Generally speaking, we use the past tense in the Methods section, to describe what was done. But almost always, in the Results section, we use the present tense (see above for reasoning)

  • Use: the data in Figure 3B show that binding decreases with increasing salt.
  • Do not use: the data in Figure 3B show that binding decreased when we increased salt.
  • Generally avoid the use of "we" or "I".

Do not use lab jargon - consistency is crucial

  • Use: T7 RNA polymerase. Do not use T7RP. Do not use T7 polymerase (there is a T7 DNA polymerase!).
  • If we develop a new thing like HaloTag T7 RNA polymerase, use whatever we used in our previously published work. We want uniformity within a paper, and uniformity across our lab's papers. Do not get creative like HaloTag®-T7RP. Do not shorten to HaloT7. These are OK in your notebook, but not in a paper or your dissertation.
  • Generally, use the name that was first used in publication, our lab or someone else's.
  • Avoid using WT. Use "wild type" instead.

Never use multiple spaces

  • Use only a single space between the period at the end of one sentence and the start of the next
  • Never use spaces to position something. Tabs are always better, and even then, if you need special spacing using special features.
  • Check your paper for accidental double spaces and remove them.

For manuscripts, don't get fancy with floating boxes and figures.

  • Please all figures in-line with the text. Do not wrap text, etc.
  • Learn to use paragraph styles in Word, then define a style for figures and a style for figure legends. More tips to follow on this.

Include a space between a number and its units.

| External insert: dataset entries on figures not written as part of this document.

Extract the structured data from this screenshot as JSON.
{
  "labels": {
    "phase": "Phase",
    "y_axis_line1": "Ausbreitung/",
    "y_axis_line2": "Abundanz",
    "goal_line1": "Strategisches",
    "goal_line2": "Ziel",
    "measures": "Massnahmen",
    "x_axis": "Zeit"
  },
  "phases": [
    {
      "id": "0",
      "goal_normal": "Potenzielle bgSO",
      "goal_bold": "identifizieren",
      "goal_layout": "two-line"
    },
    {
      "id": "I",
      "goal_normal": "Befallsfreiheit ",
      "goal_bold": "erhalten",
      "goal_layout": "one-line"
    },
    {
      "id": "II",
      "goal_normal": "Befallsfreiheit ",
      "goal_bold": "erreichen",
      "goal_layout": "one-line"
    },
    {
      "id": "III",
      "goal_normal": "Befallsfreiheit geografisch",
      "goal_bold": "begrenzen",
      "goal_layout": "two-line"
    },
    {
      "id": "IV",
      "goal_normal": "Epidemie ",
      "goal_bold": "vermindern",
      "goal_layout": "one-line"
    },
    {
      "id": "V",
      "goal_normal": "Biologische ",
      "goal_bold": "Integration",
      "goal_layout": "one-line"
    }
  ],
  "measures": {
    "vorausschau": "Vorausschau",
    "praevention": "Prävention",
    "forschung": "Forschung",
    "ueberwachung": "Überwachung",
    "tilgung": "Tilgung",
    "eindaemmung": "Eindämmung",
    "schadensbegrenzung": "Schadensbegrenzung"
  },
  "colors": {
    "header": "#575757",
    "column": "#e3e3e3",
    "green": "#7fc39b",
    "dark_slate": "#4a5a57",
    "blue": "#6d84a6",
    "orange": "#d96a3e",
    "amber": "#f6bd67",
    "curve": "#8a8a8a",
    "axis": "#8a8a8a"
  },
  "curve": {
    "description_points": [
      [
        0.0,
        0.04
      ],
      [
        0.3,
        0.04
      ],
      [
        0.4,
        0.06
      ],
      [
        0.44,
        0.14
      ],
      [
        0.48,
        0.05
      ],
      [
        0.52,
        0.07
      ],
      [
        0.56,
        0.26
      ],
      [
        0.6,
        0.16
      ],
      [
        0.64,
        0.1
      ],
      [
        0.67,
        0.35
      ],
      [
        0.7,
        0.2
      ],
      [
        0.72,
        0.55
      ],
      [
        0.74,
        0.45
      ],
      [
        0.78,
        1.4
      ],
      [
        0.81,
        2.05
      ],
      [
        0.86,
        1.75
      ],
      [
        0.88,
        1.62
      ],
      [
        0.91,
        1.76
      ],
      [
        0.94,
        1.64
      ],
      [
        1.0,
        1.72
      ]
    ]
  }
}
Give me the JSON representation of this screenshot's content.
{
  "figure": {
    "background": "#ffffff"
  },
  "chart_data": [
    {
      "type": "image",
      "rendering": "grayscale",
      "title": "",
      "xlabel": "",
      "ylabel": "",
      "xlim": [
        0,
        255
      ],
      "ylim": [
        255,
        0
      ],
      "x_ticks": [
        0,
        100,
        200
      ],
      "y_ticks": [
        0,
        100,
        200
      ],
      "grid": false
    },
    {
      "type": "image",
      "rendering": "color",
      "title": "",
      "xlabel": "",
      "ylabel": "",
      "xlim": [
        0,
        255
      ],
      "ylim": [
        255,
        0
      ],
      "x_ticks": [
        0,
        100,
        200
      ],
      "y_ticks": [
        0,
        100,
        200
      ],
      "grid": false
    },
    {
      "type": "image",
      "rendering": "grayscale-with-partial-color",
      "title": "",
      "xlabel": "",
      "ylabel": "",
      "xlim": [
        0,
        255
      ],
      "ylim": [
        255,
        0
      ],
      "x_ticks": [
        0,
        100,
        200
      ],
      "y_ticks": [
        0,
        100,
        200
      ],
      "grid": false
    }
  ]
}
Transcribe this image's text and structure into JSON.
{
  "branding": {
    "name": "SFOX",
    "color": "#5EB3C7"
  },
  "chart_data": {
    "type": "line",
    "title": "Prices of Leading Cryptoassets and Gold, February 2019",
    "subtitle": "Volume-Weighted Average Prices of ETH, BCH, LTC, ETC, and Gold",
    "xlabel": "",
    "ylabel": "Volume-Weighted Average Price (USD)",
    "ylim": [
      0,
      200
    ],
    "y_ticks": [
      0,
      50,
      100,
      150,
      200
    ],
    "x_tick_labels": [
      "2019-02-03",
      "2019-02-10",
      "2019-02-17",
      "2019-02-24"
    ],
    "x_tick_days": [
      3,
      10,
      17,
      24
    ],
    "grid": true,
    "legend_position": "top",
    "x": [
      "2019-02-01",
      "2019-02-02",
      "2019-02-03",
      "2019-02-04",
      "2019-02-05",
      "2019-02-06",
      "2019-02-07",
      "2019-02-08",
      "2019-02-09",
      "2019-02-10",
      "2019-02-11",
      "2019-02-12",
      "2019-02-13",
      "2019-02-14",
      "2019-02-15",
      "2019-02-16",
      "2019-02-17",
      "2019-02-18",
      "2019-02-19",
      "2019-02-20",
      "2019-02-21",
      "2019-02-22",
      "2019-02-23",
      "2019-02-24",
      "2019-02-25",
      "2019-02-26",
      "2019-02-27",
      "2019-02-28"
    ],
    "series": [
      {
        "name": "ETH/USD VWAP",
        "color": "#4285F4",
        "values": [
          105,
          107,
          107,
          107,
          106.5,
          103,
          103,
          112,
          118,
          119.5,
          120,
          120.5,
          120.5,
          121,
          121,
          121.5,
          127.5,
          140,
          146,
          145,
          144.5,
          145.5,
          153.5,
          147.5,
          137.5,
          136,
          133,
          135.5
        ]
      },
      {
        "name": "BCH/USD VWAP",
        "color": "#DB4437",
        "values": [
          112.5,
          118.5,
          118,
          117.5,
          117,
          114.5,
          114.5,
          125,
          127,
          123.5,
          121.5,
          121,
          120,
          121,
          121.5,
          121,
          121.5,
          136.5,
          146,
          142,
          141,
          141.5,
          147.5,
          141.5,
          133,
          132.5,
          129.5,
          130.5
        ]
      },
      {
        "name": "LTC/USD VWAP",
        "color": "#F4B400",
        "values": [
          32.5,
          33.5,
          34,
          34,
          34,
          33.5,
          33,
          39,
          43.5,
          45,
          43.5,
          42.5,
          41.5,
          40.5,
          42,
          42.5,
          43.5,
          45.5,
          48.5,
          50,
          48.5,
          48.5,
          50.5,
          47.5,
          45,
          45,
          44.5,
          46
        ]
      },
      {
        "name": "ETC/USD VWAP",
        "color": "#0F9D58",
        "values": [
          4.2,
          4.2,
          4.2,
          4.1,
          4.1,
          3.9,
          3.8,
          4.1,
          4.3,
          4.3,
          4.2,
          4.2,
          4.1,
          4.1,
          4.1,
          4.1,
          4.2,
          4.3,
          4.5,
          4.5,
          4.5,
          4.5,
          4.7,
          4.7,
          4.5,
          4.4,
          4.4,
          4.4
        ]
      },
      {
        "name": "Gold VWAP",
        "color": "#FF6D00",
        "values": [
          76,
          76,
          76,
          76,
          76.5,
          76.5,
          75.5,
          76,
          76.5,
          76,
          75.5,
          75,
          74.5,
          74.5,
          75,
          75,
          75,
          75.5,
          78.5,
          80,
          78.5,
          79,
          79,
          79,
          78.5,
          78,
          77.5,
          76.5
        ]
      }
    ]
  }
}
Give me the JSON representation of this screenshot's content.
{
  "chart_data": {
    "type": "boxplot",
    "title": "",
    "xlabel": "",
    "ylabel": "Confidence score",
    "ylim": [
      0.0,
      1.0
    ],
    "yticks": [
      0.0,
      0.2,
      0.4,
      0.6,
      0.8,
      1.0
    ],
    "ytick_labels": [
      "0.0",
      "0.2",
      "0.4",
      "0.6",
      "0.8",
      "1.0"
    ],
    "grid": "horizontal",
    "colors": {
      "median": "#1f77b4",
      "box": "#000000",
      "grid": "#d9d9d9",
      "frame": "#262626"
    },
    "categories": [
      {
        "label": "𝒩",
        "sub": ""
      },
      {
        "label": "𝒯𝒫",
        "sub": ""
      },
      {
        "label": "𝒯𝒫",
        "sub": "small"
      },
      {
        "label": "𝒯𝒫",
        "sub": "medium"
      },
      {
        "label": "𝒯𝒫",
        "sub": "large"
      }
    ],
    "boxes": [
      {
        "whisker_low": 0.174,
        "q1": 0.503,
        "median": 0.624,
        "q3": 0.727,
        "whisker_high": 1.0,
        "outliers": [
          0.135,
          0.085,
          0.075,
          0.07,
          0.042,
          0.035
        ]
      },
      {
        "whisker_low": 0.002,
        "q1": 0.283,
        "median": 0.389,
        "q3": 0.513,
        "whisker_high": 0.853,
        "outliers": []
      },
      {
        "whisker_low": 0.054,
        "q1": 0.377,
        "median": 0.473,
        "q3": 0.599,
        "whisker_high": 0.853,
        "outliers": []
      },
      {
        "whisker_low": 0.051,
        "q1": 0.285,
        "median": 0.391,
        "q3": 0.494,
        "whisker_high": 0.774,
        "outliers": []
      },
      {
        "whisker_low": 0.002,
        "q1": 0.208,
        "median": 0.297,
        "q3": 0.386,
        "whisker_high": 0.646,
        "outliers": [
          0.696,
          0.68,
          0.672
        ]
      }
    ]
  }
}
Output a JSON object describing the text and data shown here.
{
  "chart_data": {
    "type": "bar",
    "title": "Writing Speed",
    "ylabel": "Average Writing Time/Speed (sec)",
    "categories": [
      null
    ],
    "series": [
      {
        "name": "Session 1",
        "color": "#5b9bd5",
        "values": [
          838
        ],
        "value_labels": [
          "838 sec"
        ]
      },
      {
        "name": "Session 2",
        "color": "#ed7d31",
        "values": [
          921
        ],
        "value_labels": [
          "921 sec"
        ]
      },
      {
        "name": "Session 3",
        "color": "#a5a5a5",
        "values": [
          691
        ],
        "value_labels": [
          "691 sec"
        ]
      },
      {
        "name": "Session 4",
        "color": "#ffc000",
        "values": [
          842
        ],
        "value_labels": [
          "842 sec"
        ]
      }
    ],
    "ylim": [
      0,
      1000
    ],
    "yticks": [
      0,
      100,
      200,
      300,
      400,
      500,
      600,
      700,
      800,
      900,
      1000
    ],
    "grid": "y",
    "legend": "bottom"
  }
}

  • Use: 25 µL. Do not use 25µL.

Use special characters - they're easy to include these days; learn the keyboard shortcuts

Use 30 µM. Do not use 30 uM.

Use standard unit abbreviations:

  • µL, mL, mM, µM, nM, h, min, sec, °C,
  • Use the ° symbol (shift-option-8 on a Mac): Incubated at 37 °C

References go inside the period at the end of a sentence

  • Use demonstrated something (Mala, et al., 2025).
  • Do not use demonstrated something. (Mala, et al., 2025)

Use Zotero to insert references. And use the Martin Lab shared library (not your personal).

  • For papers, use ONLY our shared Martin Lab Zotero library (not your personal)
  • If you add a reference to our shared Zotero library, be VERY careful that it's not already in there. Duplicates confuse things!!!